Lantronix has scored their biggest medical device deal to date, “a custom, battery-operated version of its commercially-available WiBox® 802.11 b/g wireless device server for the manufacturers medical point-of-care application.” (press release)
quantity purchase commitment valued at approximately $360,000 over the
initial 12 months of production and an additional minimum commitment
for approximately $490,000 of next-generation technology based on
certain project milestones.
The WiBox takes a serial output and converts it to a wireless network connection. Johnson & Johnson's OneTouch was the first point of care glucometer with wireless capabilities, using a terminal server and 802.11 radio from Lantronix. This is a good product strategy for legacy devices – if you're doing some sustaining engineering or refreshing an existing device, adding an external radio module is your only choice for wireless connectivity.

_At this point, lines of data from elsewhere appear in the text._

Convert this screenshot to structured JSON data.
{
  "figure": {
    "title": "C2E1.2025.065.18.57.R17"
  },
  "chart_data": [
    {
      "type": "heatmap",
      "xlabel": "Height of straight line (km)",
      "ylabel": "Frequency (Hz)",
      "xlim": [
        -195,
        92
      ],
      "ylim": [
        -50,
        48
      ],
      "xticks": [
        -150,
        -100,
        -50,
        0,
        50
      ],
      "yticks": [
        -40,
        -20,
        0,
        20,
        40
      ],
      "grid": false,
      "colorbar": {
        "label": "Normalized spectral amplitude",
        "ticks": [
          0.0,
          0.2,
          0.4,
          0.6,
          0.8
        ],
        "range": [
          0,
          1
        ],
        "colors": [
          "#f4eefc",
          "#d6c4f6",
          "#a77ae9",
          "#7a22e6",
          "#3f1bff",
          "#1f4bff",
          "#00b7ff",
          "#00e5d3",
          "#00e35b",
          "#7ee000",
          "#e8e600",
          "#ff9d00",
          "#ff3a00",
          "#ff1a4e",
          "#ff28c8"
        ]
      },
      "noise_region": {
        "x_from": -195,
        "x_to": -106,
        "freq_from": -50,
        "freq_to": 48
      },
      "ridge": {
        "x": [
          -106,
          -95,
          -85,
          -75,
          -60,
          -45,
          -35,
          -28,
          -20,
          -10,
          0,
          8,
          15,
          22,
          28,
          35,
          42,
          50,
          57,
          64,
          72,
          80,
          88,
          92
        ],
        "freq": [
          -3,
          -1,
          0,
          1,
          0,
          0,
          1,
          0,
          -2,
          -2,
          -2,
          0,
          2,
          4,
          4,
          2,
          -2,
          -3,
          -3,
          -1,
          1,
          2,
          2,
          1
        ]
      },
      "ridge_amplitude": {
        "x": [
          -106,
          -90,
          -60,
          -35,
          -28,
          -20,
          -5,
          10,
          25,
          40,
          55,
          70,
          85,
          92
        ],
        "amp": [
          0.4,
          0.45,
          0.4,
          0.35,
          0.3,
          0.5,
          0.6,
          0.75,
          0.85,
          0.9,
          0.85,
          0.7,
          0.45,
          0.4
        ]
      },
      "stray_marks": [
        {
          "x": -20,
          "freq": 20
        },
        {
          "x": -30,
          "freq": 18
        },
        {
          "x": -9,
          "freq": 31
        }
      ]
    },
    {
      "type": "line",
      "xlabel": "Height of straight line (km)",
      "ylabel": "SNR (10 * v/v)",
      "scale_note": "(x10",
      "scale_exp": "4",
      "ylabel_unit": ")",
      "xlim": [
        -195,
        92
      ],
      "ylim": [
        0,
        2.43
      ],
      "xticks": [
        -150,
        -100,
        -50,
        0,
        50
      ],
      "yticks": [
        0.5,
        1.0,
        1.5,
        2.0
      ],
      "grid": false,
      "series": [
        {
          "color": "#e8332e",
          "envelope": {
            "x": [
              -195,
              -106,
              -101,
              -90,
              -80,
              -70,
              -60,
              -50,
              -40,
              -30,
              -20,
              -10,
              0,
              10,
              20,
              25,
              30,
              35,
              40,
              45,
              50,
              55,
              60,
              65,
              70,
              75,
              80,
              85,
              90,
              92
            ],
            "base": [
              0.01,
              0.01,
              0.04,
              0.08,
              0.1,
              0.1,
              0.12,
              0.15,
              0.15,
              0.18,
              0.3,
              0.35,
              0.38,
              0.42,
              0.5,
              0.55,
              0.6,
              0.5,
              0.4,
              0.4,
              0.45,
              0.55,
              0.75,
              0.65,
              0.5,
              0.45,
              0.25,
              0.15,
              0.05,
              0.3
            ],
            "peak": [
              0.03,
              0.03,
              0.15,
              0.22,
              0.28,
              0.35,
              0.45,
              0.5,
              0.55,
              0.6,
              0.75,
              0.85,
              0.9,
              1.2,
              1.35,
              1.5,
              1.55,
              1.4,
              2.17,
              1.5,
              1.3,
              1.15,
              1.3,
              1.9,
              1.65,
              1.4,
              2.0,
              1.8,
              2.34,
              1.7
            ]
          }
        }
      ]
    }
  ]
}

The problem with this approach for a new product is that it transforms a nice hand held device into a luggable package the size of a makeup case. While a “quick and dirty” solution for device vendors, external radios represent problems for customers. External modules get damaged and lost, and the additional connections between the device and external radio represent new points of failure. Trouble shooting deployed connectivity solutions represents a significant hidden cost for health care providers, and bolt on solutions like this one only contribute to the problem.
The good news is workflow. Connectivity is all about workflow – the process steps required to complete the tasks that surround the connected medical device – and wireless is a big improvement over forcing nurses back to a certain location to dock a device to download data. Perhaps the biggest workflow weakness with add-on radios is establishing patient context.
The apparent move among point of care diagnostics vendors from batch connectivity via docking stations to wireless connectivity is also an example of the incremental approach that many device vendors take with connectivity. As I'm fond of saying, you don't know what you don't know, and it is all too easy to take that first obvious ideal – “hey, sure, nurses can just take the device back to the recharger/docking station to download data!” – and after the fact realize that customers
think it sucks don't like it. The next obvious step for point of care diagnostics vendors is wireless, but there are inherent problems here too. Then it will be something else.
Part of the problem is as that vendors look to customers for the solution (“what do you want?”) rather than requirements. Point of care diagnostics are relatively new for customers, and connectivity is certainly very new – at best customers can tell you what they don't like about your competitor's connectivity solution, and can't describe the optimal solution because vendors have yet to build it.
The end result is an expensive and frustrating experience for customers and vendors both, where imperfect incremental solutions are bought and rejected over several years. After a thorough needs assessment and vendor selection process (that's focused more on the workflow than anything else) buyers should insist on trial installations for final evaluation and acceptance.
Vendors should consider taking a longer term view of connectivity to minimize or eliminate these incremental solutions – you'll spend a little more up front, but you'll save a lot in the end. The vendor pay-off for doing connectivity right is the competitive advantage of a superior solution. Similar concepts apply to the software side of connectivity solutions – the data management, remote access, HL7 interface, etc. Fortunately, new approaches can greatly reduce time to market and development cost for connectivity and related software – if you know what you're doing…
Thanks to Mark H. for the tip. Pictured right is the OneTouch wireless glucometer. You can just see the Lantronix module's antenna at the back of the case against the lid.